1: Return to 13 episodes per year plus Christmas special. It seems ridiculous that last year we had just five regular episodes, and this year, even with the much hyped 50th anniversary, just eight, plus an extra special in addition to the usual Christmas special.
It has been argued that 2012’s five episodes plus this year’s eight comprise one complete series (series seven in the new counting), but that still means we are down 13 episodes, or one complete series, over two years. Given Doctor Who is regularly cited as both the best loved programme in British television history and the most popular British television export ever this is all very peculiar.
The cut in the number of episodes can’t be down to budgetary reasons. Doctor Who makes money, and the more episodes, the more money it makes. So is the production team finding making 13 episodes and a special every year too challenging? If so, why? American shows, including effects heavy genre productions, churn out 22 episodes per year, year in, year out. Surely the BBC can manage 14 Doctor Who adventures a year?
When it comes to more earth-bound doctors the BBC have, in the last three years, made 133 episodes of Casualty, paid 148 visits to Holby City and produced an episode of Doctors almost every weekday. That’s about 750 episodes. And if anyone says the BBC can’t make 14 Doctor Who episodes a year remind them that when the programme started, acknowledging that episodes ran 25 minutes, the BBC produced 42 of them in the first series and 39 in the second. Even into the early 1980s they were making 26 episodes per series.
2: Get back to regular scheduling, and move the programme permanently to the autumn / early winter. Run Doctor Who through late September to December, leading the series straight into the Christmas special, or perhaps with a couple of weeks break. Why? Doctor Who is scarier on dark nights with the rain beating against the windows and a gale blowing around the eaves. There are more people are at home on winter evenings and there are less interruptions in the TV schedules for sport. Back in the days of the classic series Doctor Who ran from the autumn to the following spring, the way American network shows always have done. Following the school year worked perfectly. It was something to look forward to after the summer holidays.
3: Stop making the programme so much about the Doctor and what an amazing unstoppable demi-god superhero he has become. Move the focus back towards the situations the Doctor and his companions find themselves in and the people, aliens and cultures they encounter. Make the Doctor a confident eccentric with a space/time machine again, not the most important being in the universe.
4: More cliffhangers.
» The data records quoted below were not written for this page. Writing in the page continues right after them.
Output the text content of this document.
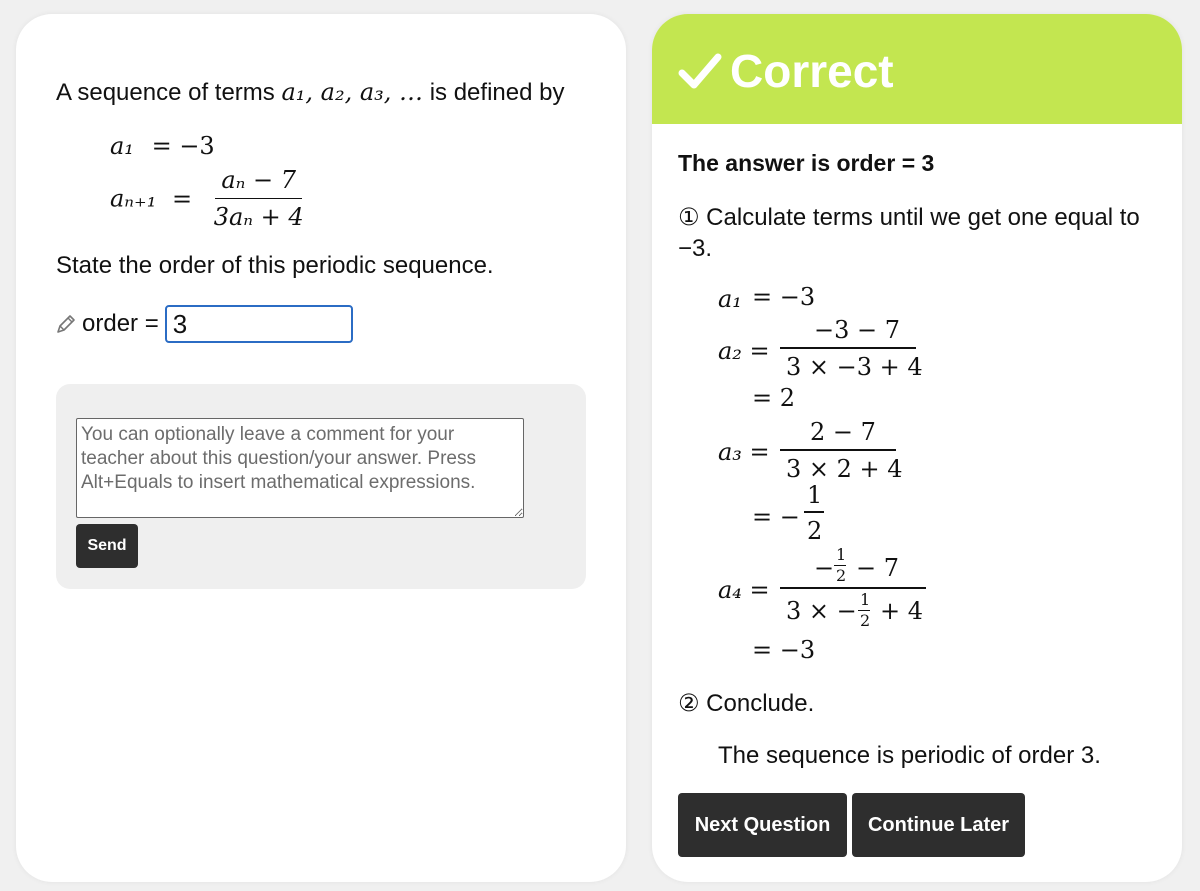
A sequence of terms a₁, a₂, a₃, … is defined by
a₁ = −3
$a_{n+1} = \frac{\text{aₙ − 7}}{\text{3aₙ + 4}}$
State the order of this periodic sequence.
order =
3
You can optionally leave a comment for your teacher about this question/your answer. Press Alt+Equals to insert mathematical expressions.
Send
Correct
The answer is order = 3
① Calculate terms until we get one equal to −3.
a₁ = −3
a₂ =
−3 − 7
3 × −3 + 4
= 2
a₃ =
2 − 7
3 × 2 + 4
= −
1
2
a₄ =
− 1
2 − 7
3 × − 1
2 + 4
= −3
② Conclude.
The sequence is periodic of order 3.
Next Question	Continue Later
One of the best things about classic Doctor Who was the cliffhangers. Most stories ran four 25 minute episodes with the occasional six part story. Which meant that most weeks ended with a cliffhanger, fuelling endless suspense and playground speculation the following Monday. Until recently we had three two-part stories a year. For whatever reason series seven dropped the two-parters. When more and more successful television series are adopting the ongoing serial format such a decision seems bizarre. Programmes with an adventure-of-the-week format are now less commercially viable than serial dramas. I suggest bringing back not just two-part stories (which at about 42 -44 minutes per episode are roughly equivalent to the old four-parters), but also having the occasional three, or four or five part adventure (Doctor Who spin-off Torchwood achieved its greatest success, both artistically and ratings-wise, with the five part mini-series ‘Children of Earth’). So, bring back the cliffhangers. Longer stories mean more time to build atmosphere, tension and fear. While some of the best modern episodes have been stand along stories – ‘Blink’, ‘The Girl in the Fireplace’ – too often single episode adventures either have so much story to tell they have no time for building up suspense, or they end in a mad rush with everything unsatisfactorily resolved in a few seconds via a quick wave of the Doctor’s magic wand (sonic screwdriver).